De natuur is „de baas”, zegt Bouma. „De zee is als een stier, die moet je altijd in de gaten houden. We kunnen eigenlijk niet tegen wind en water werken. De natuur gaat lekker zijn eigen gang, wat mensen achter een bureautje ook bedenken.”
„We kunnen nu nog een ladinkje hout naar Harlingen brengen”, zegt Dicky Steenstra (52) vrijdagmorgen rond acht uur in de kantine van zijn tuinhoutbedrijf in Oosterbierum, niet ver van de Waddenzeedijk. Vrijdagmiddag, als de storm op zijn hoogtepunt is, waagt hij zich niet meer met dat soort ladingen op de weg.
Steenstra en enkele medewerkers proberen zich te wapenen tegen het naderende natuurgeweld. Ook al omdat ze donderdag merkten dat de hevige wind schade kan veroorzaken. „We zetten pakketten hout vast met spanbanden. Donderdag waaiden er namelijk losse planken over ons erf”, zegt Steenstra. Net als boer Bouma is ook Steenstra ervan doordrongen hoe belangrijk het is deuren goed af te sluiten als de orkaanachtige wind rond zijn bedrijfspand gaat spoken. „Als je de deuren niet goed afsluit, kan de wind het dak eraf blazen.”
Donderdag moest personeel al uitrukken naar Friezen met schade aan hun tuinhuisje. Niet dat Steenstra zit te wachten op kapotte tuinhuisjes de komende uren, zegt hij, terwijl hij een teug koffie neemt. „Wij hebben al werk genoeg.” Zoon Hendrik van 14 jaar hoeft deze gure vrijdag niet op de fiets naar school in Franeker. Opa zal hem brengen. En om één uur heeft Hendrik vrij. Opa herinnert zich nog hoe hevige stormen nogal wat schade in de glastuinbouw in Oosterbierum veroorzaakten. „Maar die kassen zijn nu veel steviger.”

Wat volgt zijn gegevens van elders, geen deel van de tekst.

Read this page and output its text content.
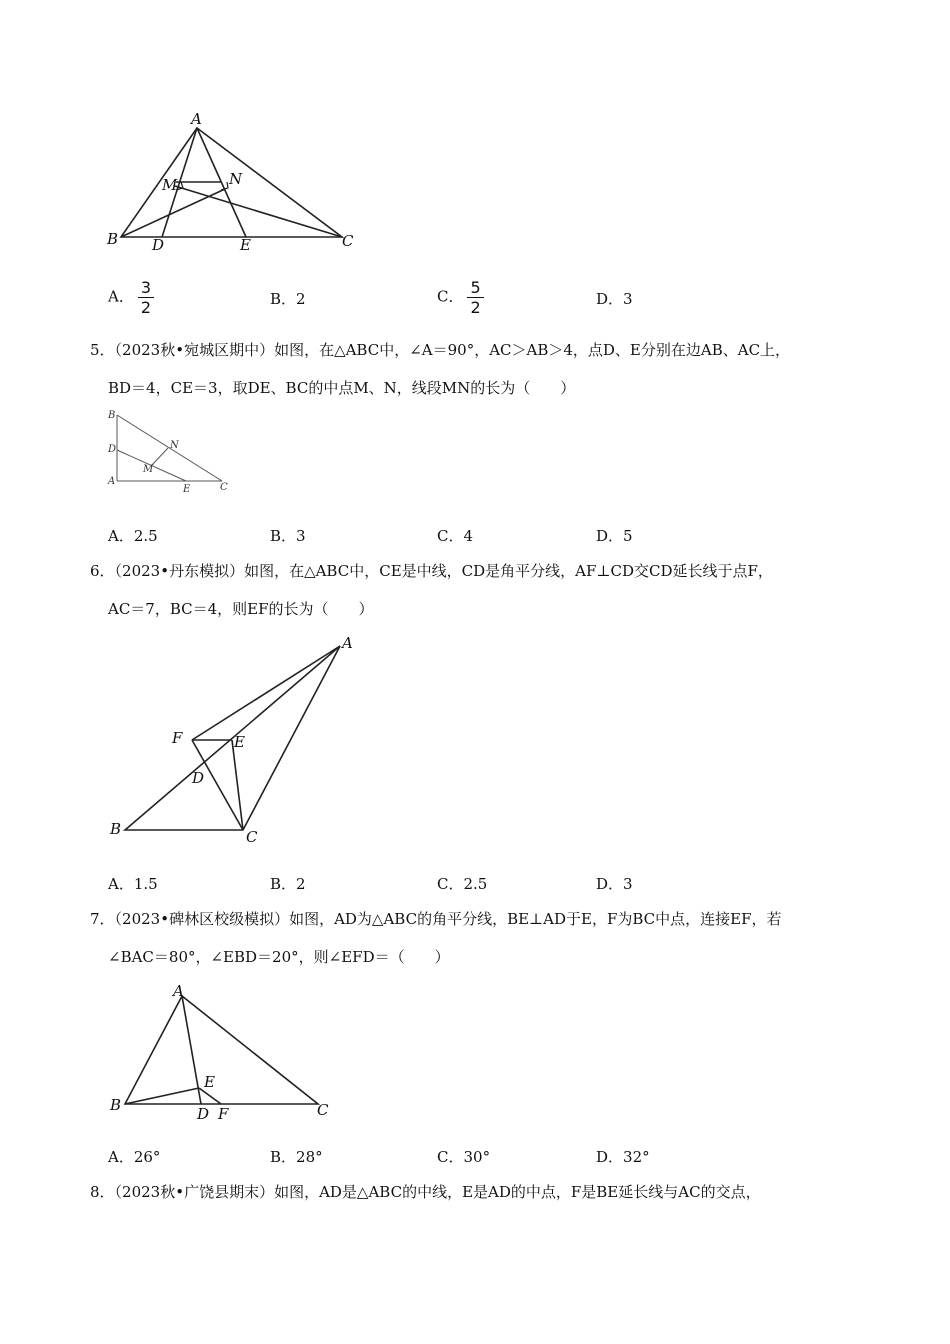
A
M	N
B D	E	C
A． $\frac{3}{2}$	B．2	C． $\frac{5}{2}$	D．3
5．（2023秋•宛城区期中）如图，在△ABC中，∠A＝90°，AC＞AB＞4，点D、E分别在边AB、AC上，
BD＝4，CE＝3，取DE、BC的中点M、N，线段MN的长为（　　）
B
D	N
M
A
E	C
A．2.5	B．3	C．4	D．5
6．（2023•丹东模拟）如图，在△ABC中，CE是中线，CD是角平分线，AF⊥CD交CD延长线于点F，
AC＝7，BC＝4，则EF的长为（　　）
A
F	E
D
B	C
A．1.5	B．2	C．2.5	D．3
7．（2023•碑林区校级模拟）如图，AD为△ABC的角平分线，BE⊥AD于E，F为BC中点，连接EF，若
∠BAC＝80°，∠EBD＝20°，则∠EFD＝（　　）
A
E
B	D F	C
A．26°	B．28°	C．30°	D．32°
8．（2023秋•广饶县期末）如图，AD是△ABC的中线，E是AD的中点，F是BE延长线与AC的交点，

„Het stormt vanbinnen”, lacht de 78-jarige Leendert Ferwerda in zijn woonkamer in Sint-Annaparochie. Hij was vroeger dé jutter in deze contreien. Als de wind land en water geselt, gaan zijn gedachten terug naar de talloze strooptochten langs de vloedlijn. Scheepstrossen, reddingsboeien en flessen met post sleepte hij naar huis. Jutten doet Ferwerda niet meer. Hij heeft nu acute zorgen. Hij wijst naar een metershoge banner van zeildoek, op steenworp van zijn woning. Het zeildoek prijst de politieke partij aan waarvoor hij in de raad zit. „Maar uit voorzorg worden die zeilen weggehaald. Ja, anders kan zo’n banner bij mij door de ruit vliegen.”